In this session watch:
Venkata Krishnan Sowrirajan, Architect, LinkedIn
Ron Hu, Senior Staff Software Engineer, LinkedIn

[daisna21-sessions-od]

Summit Europe 2019 Downscaling: The Achilles heel of Autoscaling Apache Spark Clusters

October 15, 2019 05:00 PM PT

Adding nodes at runtime (Upscale) to already running Spark-on-Yarn clusters is fairly easy. But taking away these nodes (Downscale) when the workload is low at some later point of time is a difficult problem. To remove a node from a running cluster, we need to make sure that it is not used for compute as well as storage.

But on production workloads, we see that many of the nodes can't be taken away because:

  1. Nodes are running some containers although they are not fully utilized i.e., containers are fragmented on different nodes. Example. - each node is running 1-2 containers/executors although they have resources to run 4 containers.
  2. Nodes have some shuffle data in the local disk which will be consumed by Spark application running on this cluster later. In this case, the Resource Manager will never decide to reclaim these nodes because losing shuffle data could lead to costly recomputation of stages.
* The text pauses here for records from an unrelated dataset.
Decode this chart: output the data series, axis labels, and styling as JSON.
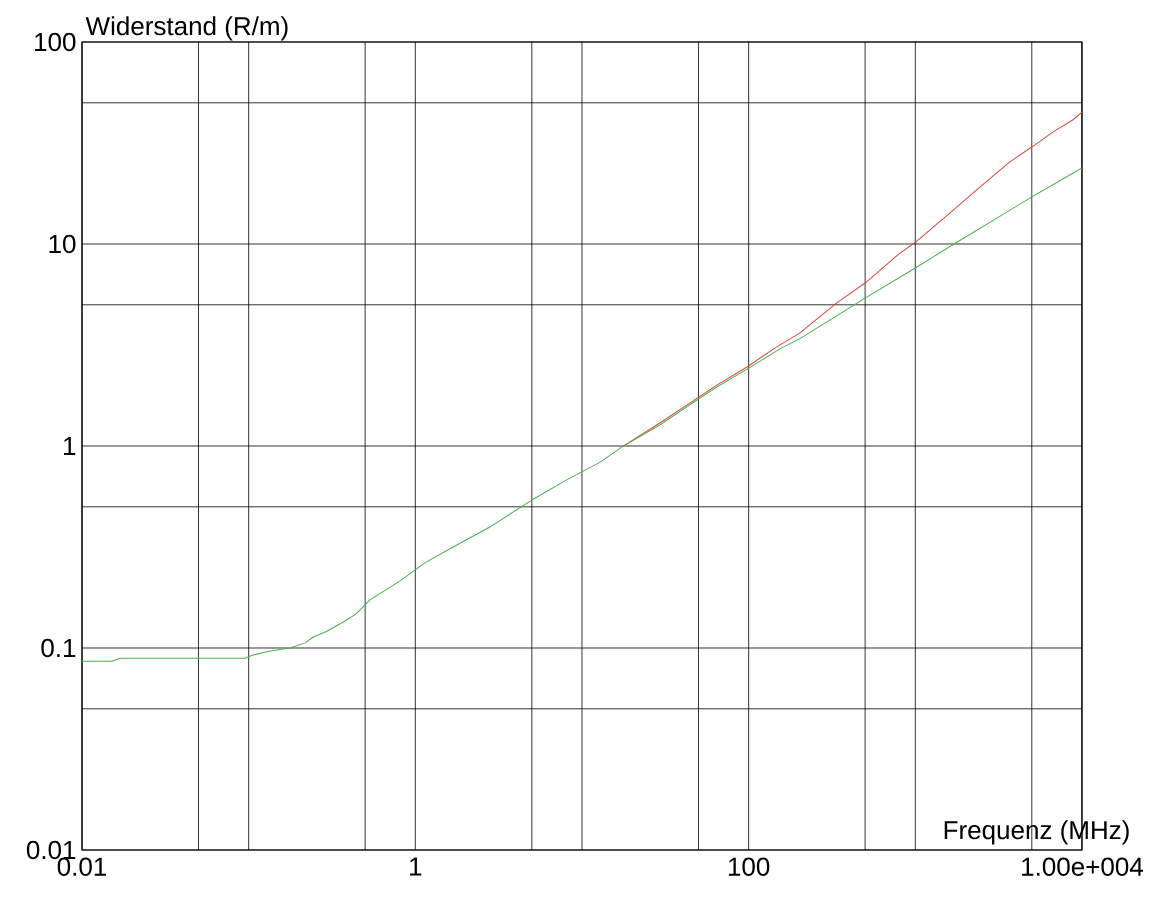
{
  "chart_data": {
    "type": "line",
    "xlabel": "Frequenz (MHz)",
    "ylabel": "Widerstand (R/m)",
    "log": "xy",
    "grid": true,
    "marker": "none",
    "line_style": "solid",
    "xlim": [
      0.01,
      10000
    ],
    "ylim": [
      0.01,
      100
    ],
    "xticks": [
      {
        "value": 0.01,
        "label": "0.01"
      },
      {
        "value": 0.05,
        "label": null
      },
      {
        "value": 0.1,
        "label": null
      },
      {
        "value": 0.5,
        "label": null
      },
      {
        "value": 1,
        "label": "1"
      },
      {
        "value": 5,
        "label": null
      },
      {
        "value": 10,
        "label": null
      },
      {
        "value": 50,
        "label": null
      },
      {
        "value": 100,
        "label": "100"
      },
      {
        "value": 500,
        "label": null
      },
      {
        "value": 1000,
        "label": null
      },
      {
        "value": 5000,
        "label": null
      },
      {
        "value": 10000,
        "label": "1.00e+004"
      }
    ],
    "yticks": [
      {
        "value": 0.01,
        "label": "0.01"
      },
      {
        "value": 0.05,
        "label": null
      },
      {
        "value": 0.1,
        "label": "0.1"
      },
      {
        "value": 0.5,
        "label": null
      },
      {
        "value": 1,
        "label": "1"
      },
      {
        "value": 5,
        "label": null
      },
      {
        "value": 10,
        "label": "10"
      },
      {
        "value": 50,
        "label": null
      },
      {
        "value": 100,
        "label": "100"
      }
    ],
    "series": [
      {
        "color": "#e04a3a",
        "x": [
          17.4,
          29.3,
          48.9,
          64.4,
          100,
          144,
          202,
          343,
          500,
          785,
          1000,
          1610,
          2440,
          3690,
          5000,
          6680,
          8810,
          10000
        ],
        "values": [
          0.99,
          1.3,
          1.72,
          2.0,
          2.49,
          3.06,
          3.62,
          5.16,
          6.41,
          8.83,
          10.2,
          14.2,
          19.1,
          25.5,
          30.2,
          35.8,
          41.1,
          45
        ]
      },
      {
        "color": "#4cb050",
        "x": [
          0.01,
          0.0151,
          0.0169,
          0.095,
          0.105,
          0.13,
          0.177,
          0.218,
          0.243,
          0.295,
          0.378,
          0.44,
          0.534,
          0.81,
          1.14,
          1.73,
          2.8,
          5.0,
          8.1,
          12.8,
          17.4,
          29.3,
          48.9,
          64.4,
          100,
          158,
          202,
          500,
          1000,
          1775,
          2800,
          5000,
          8810,
          10000
        ],
        "values": [
          0.086,
          0.086,
          0.089,
          0.089,
          0.092,
          0.096,
          0.1,
          0.106,
          0.113,
          0.121,
          0.136,
          0.147,
          0.173,
          0.215,
          0.264,
          0.32,
          0.397,
          0.54,
          0.68,
          0.83,
          0.99,
          1.27,
          1.69,
          1.96,
          2.43,
          3.06,
          3.39,
          5.4,
          7.61,
          10.2,
          12.8,
          17.1,
          22.4,
          23.8
        ]
      }
    ]
  }
}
In this talk, we will talk about how we can improve downscaling in Spark-on-YARN clusters under the presence of such constraints. We will cover changes in scheduling strategy for container allocation in YARN and Spark task scheduler which together helps us achieve better packing of containers. This makes sure that containers are defragmented on fewer set of nodes and thus some nodes don't have any compute. In addition to this, we will also cover enhancements to Spark driver and External Shuffle Service (ESS) which helps us to proactively delete shuffle data which we already know has been consumed. This makes sure that nodes are not holding any unnecessary shuffle data - thus freeing them from storage and hence available for reclamation for faster downscaling.